Just as societies do not build statues to critics, nations do not celebrate anniversaries of occupations. This lesson of human nature is probably clearer to President Bush and his proconsul in Baghdad, Paul Bremer, on the 60th anniversary of D-Day than it was on the 59th.
Bush is due in Normandy today to join French President Jacques Chirac in commemorating the Allied landings that began the decisive phase of the liberation of Europe from Nazi rule. As a cause for remembrance and celebration, the liberation far outshines the U.S. occupation that followed.

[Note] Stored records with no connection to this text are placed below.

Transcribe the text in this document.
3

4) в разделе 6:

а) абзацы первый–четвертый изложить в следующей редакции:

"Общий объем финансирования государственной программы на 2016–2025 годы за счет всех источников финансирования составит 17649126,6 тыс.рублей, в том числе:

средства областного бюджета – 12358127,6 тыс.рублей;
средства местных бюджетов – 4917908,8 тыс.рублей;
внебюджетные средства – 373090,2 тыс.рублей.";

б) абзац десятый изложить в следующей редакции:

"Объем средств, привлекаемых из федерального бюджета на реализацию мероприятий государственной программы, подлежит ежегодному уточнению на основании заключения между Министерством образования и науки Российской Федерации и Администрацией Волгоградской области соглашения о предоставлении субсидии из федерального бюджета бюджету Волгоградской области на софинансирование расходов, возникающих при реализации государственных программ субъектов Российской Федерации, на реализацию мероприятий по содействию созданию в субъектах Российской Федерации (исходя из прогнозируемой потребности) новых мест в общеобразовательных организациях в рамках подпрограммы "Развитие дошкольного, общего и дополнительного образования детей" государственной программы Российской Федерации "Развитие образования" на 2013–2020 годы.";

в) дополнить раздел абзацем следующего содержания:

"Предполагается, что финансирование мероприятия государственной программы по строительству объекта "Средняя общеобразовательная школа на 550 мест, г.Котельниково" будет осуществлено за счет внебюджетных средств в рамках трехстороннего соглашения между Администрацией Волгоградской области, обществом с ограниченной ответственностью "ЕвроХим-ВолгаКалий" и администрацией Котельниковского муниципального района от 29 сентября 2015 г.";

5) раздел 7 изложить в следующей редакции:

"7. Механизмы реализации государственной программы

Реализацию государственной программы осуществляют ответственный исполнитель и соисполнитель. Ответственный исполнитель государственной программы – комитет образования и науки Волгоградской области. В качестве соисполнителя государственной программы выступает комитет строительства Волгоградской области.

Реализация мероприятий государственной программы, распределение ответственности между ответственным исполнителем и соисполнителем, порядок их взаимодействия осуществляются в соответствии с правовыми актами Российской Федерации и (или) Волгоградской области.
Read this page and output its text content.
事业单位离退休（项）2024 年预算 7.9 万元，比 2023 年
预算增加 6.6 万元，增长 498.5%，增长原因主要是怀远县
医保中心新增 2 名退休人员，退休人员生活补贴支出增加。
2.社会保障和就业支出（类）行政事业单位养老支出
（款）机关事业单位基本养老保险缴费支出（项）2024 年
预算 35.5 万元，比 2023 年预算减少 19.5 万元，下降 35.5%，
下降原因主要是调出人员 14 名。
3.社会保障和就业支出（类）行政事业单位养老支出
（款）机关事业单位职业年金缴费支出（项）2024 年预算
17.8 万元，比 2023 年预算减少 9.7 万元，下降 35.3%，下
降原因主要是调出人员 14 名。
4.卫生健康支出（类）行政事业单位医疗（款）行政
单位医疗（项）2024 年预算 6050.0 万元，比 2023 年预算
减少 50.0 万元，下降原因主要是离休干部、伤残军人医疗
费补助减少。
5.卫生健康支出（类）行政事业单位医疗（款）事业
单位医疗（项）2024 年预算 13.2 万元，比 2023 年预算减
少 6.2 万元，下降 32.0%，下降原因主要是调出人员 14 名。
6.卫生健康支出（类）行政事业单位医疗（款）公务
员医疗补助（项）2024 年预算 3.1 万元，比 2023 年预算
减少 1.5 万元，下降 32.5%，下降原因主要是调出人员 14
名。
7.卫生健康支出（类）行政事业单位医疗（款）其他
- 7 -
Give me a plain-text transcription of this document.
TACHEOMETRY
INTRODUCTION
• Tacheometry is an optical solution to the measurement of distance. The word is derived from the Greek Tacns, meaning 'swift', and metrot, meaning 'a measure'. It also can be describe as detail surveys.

It may be that way someday for Iraq, although it is difficult in the current gloom and confusion to see how or when this rebalancing of memory and expectations will occur. But it could: The celebration in Normandy begins a week of international summitry that will focus on arranging a symbolic burial for a heavy-handed U.S. occupation in Iraq that has all but squeezed the life out of the act of freeing that country from a dictator's grasp.
That symbolic burial, through a new U.N. resolution, will help a little. So will the welcome confusion in Baghdad created by Iraqi politicians standing up to clumsy attempts by U.S. and U.N. officials to take away with the left hand the "full sovereignty" they claimed to offer with the right.
No one will ever mistake Ayad Allawi, the new interim Iraqi prime minister, for Charles de Gaulle. But this former exile politician managed a clever trifecta last week: Allawi skillfully lobbied his much-abused fellow Governing Council members to push his candidacy as a final act of political rebellion against the autocratic Bremer, all the while covertly maintaining his CIA funding and support and subtly striking a pose of independent skepticism about future U.S. or U.N. control.
You have to take your hat off to such dexterity and to wish success to Allawi and the administration he is supposed to run for the next six to seven months. They will need your wishes, and a lot more. The odds and forces arrayed against them are enormous. Bush, meanwhile, will need their success if he is to overcome negative U.S. sentiment about Iraq.
This week of international political summitry is intended to help the American president-candidate do just that. Bush and Chirac will at least briefly put aside deeply felt differences over how the world and the Middle East should be organized to celebrate the two-and-a-quarter centuries of alternating close cooperation and hissy fits that mark French-American relations.
They will be joined on Normandy's beaches by Gerhard Schroeder, the first German chancellor to attend D-Day celebrations, and then travel separately to Sea Island, Ga., where Bush on Tuesday opens the annual summit of the world's seven most affluent democracies and Russia, known as the Group of Eight. Exit roses of yesteryear's liberation. Enter thorns of today's occupation.
Bush is in a horse-trading mood for this week of diplo- speak. He has scaled back his once bold call for the spread of democracy and free enterprise in the Arab world in a bow to Chirac, Schroeder, Russia's Vladimir Putin and the few Arab states that will dare to send representatives to Sea Island to -- imagine the horror -- talk about political and economic empowerment.
The White House has even given Germany and France editing rights on the title of Bush's ambitious proposals on democracy in the region. The proposals formerly known as the Greater Middle East Initiative will be discussed at Sea Island as ideas for change and development in the "Broader Middle East and North Africa."
"Greater," as in the Nazi-era slogan Greater Germany, pinged unpleasantly on delicate ears at the Foreign Ministry in Berlin, U.S. officials report. French nagging about the American failure to recognize the diversity of the region propelled North Africa into the title as well.
A significant concession on substance came when the United States accepted that no follow-up mechanism will be created to monitor the pledges of reform that Arab nations will make at a new, ongoing Middle East forum to be blessed by the G-8. Exit the Helsinki human rights model of 1975. Enter another talk shop for diplomats.
Or so it will be said, just as it was said that the baskets of Helsinki's Organization for Security and Cooperation in Europe (OSCE) would never dent Soviet imperialism. But they did. History is a dialectical process that produces ongoing, self-correcting change that veers more sharply and quickly than mortals can predict.
That is still Bush's best hope on his Greater Middle East program (sorry, Berlin).
The invasions of Afghanistan and Iraq have set off reactions and counter-reactions that will accelerate the region's entry into something approaching the 21st century. Antonio Gramsci anticipated today's conditions when he wrote of times in which the old is dying, the new is not yet born and morbid symptoms appear in the interim. The pressure of events has forced Iraqis to begin to take charge of their political future and Arabs to initiate their own conversations about badly needed societal reforms. The United States has paid a high price for such modest gains. But it is too early to write off those gains as leading to nowhere, or to predict confidently that Iraq's liberation by American soldiers will never be celebrated by Iraqis and Americans.